Я поглядел на Мозена. Он полз к своему отцу на четвереньках, толком не понимая, где он и что с ним. Когда он кое-как поднялся на ноги, Большой Райс крикнул:

— Время!

Мо, пошатываясь, повернулся и вдруг бросился на меня как бешеный, но тут же, не успев моргнуть, получил удар левой в глаз, а когда заморгал — еще один в нос. Сквозь косую сетку снега в неверном свете фонаря, раскачиваемого ветром, маячило лицо Мозена, я видел его вдруг засверкавшие, ожившие глаза, кровь, заливавшую его оскаленные белые зубы. Мы кружили на одном месте, выжидая момента для атаки, а ветер хлестал по нашим телам.
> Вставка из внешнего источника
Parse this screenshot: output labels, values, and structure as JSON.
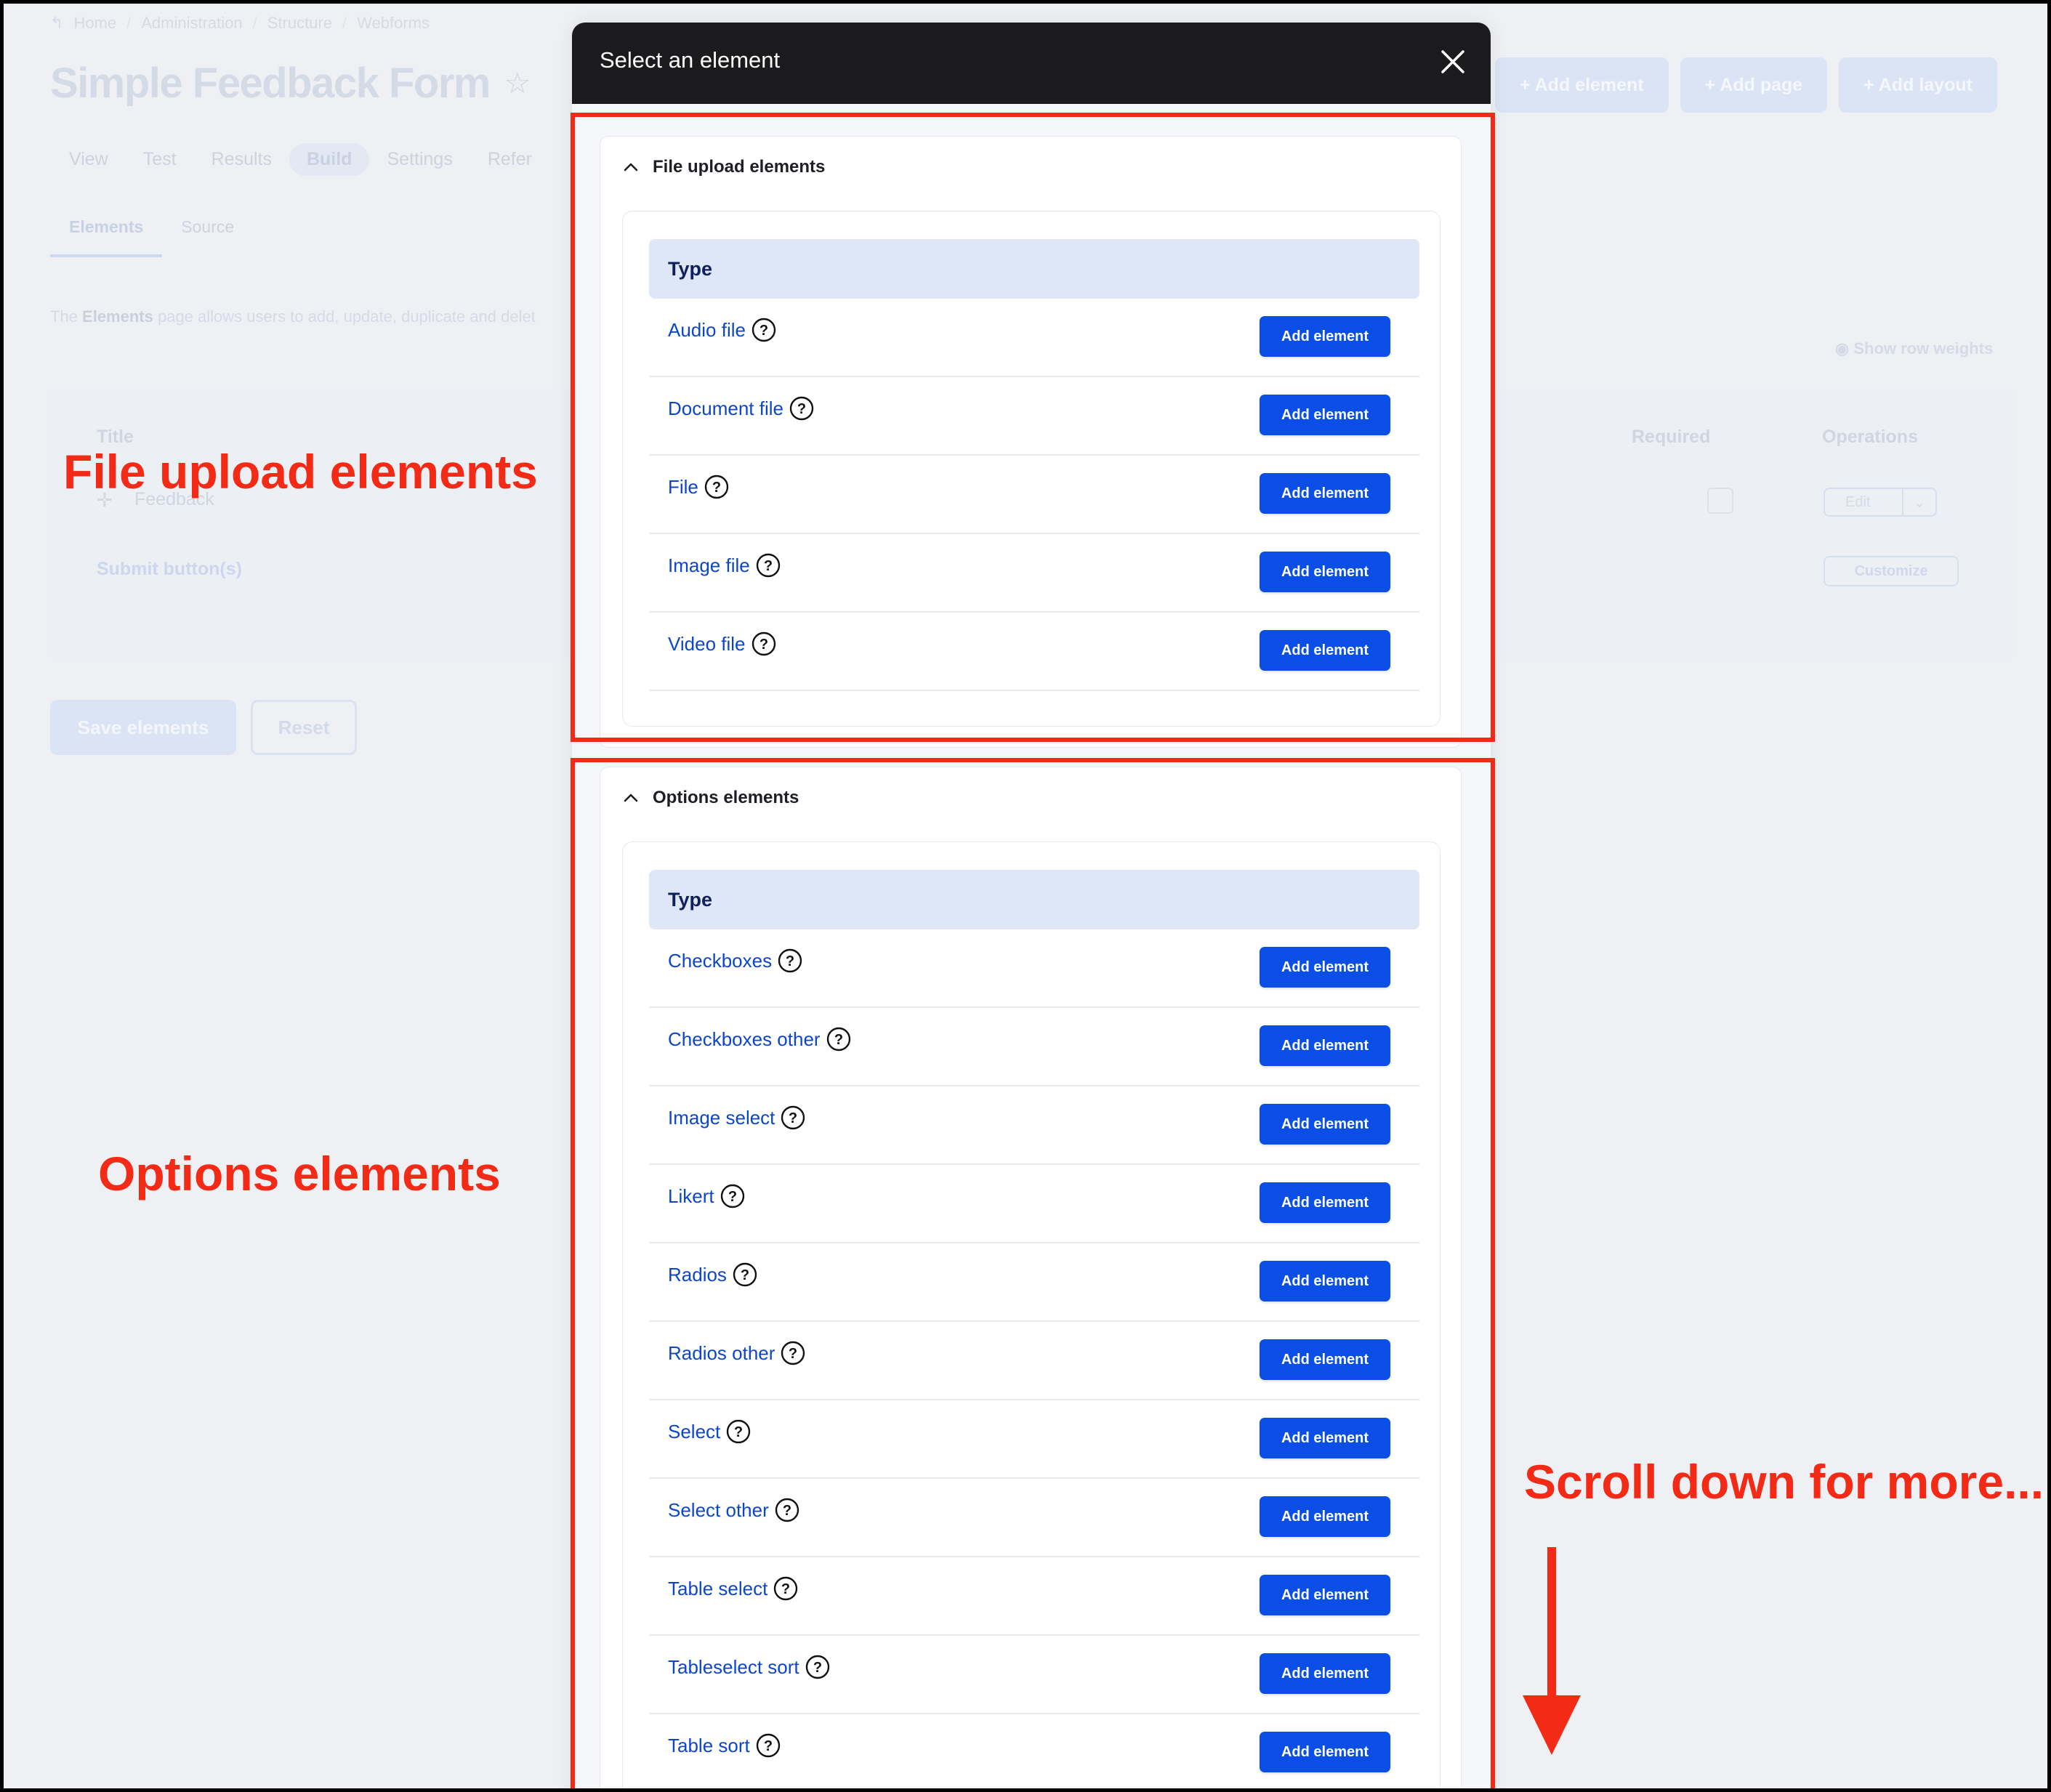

Я попробовал длинный прямой правой, но он увернулся и обрушил на меня вихрь быстрых яростных ударов, которые прижали меня к Большому Райсу. Райс придержал Мозена одной рукой, а другой оттолкнул меня в сторону, в благодарность за что я нанес его сыну два удара левой, прежде чем тот успел на меня кинуться.

— Еще раз, — сказал отец, и я ударил еще раз, сбив бедняге Мозену нос набок.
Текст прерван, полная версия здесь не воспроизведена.